Speak to design and build firms that can help maximise your rear extension project
This view, from inside the first floor of the extension, shows the newly created dining spot with its lovely garden vista. The double doors open to a glass Juliet balcony which, in the summer, provides even more of a connection to the outside.
Think outside the box (but inside the lantern…)
The renovation of this Locally Listed building by Fraher Architects involved a basement, ground and first-floor extension.

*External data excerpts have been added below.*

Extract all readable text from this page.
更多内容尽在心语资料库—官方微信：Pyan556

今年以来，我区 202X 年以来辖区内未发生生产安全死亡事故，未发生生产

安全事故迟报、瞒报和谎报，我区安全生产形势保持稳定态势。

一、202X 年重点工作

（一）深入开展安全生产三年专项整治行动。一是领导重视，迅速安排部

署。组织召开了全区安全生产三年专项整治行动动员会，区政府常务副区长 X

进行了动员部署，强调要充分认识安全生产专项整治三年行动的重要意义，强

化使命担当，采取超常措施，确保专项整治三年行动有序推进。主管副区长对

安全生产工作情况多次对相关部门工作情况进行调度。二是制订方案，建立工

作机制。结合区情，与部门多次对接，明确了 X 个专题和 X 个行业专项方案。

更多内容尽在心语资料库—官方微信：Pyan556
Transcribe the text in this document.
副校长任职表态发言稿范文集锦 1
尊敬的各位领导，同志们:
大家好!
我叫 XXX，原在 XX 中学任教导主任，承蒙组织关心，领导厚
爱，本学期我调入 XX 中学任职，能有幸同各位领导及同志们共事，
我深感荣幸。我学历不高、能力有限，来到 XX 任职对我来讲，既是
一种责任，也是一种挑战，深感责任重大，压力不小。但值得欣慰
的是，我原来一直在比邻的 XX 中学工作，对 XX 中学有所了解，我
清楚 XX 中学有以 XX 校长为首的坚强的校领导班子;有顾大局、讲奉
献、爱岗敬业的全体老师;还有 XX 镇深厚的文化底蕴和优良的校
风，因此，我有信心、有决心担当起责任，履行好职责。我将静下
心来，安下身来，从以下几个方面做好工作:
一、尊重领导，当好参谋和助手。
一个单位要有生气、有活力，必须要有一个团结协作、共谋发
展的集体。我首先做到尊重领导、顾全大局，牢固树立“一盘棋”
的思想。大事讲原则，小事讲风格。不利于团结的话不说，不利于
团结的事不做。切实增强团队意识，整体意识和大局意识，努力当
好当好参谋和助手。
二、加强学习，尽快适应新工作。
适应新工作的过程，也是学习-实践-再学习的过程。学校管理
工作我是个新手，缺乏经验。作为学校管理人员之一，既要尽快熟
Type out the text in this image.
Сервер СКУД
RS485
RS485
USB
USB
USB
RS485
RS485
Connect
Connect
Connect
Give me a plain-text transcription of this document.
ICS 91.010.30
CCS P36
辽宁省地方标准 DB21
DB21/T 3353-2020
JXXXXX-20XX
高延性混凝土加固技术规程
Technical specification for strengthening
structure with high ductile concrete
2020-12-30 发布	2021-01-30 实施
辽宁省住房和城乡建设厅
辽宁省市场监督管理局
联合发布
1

Perhaps the most striking part of the renovation is the rather unusual glazed tower, known as ‘the lantern’ due to its appearance after dark, seen here on the left-hand corner of the building. Two glass strips, one at the back of the house and another on the side, visually mark out the new and the old.
The purpose of the lantern structure was chiefly to enhance the connection between the spaces in this already tall home, and it does this in partnership with a new, four-storey staircase in the main part of the house.
The extra space created by the lantern allowed for half landings, internal openings and unusual apertures. “These,” explains Lizzie Webster from Fraher, “encourage the notion of creating internal courtyards of living spaces that are all strongly connected to one another.”
Dig deep
In order to create the space for this generously glazed two-storey extension, part of a semi-detached Victorian house, MW Architects dropped the floor level on the lower-ground floor and excavated much of the garden. The existing rear wall was flattened off and rebuilt in traditional London stock brick.
“Internally, we opened up the space on all three levels to create generously proportioned rooms,” explain the architects.
“On the ground floor, there’s a guest room and bathroom, plus a reception room/study, which overlooks the double-height void.”
A new steel staircase connects this level with the open-plan living area below. A large, frameless, corner window gives open views of the garden and a new terrace, accessible from the guest room/study.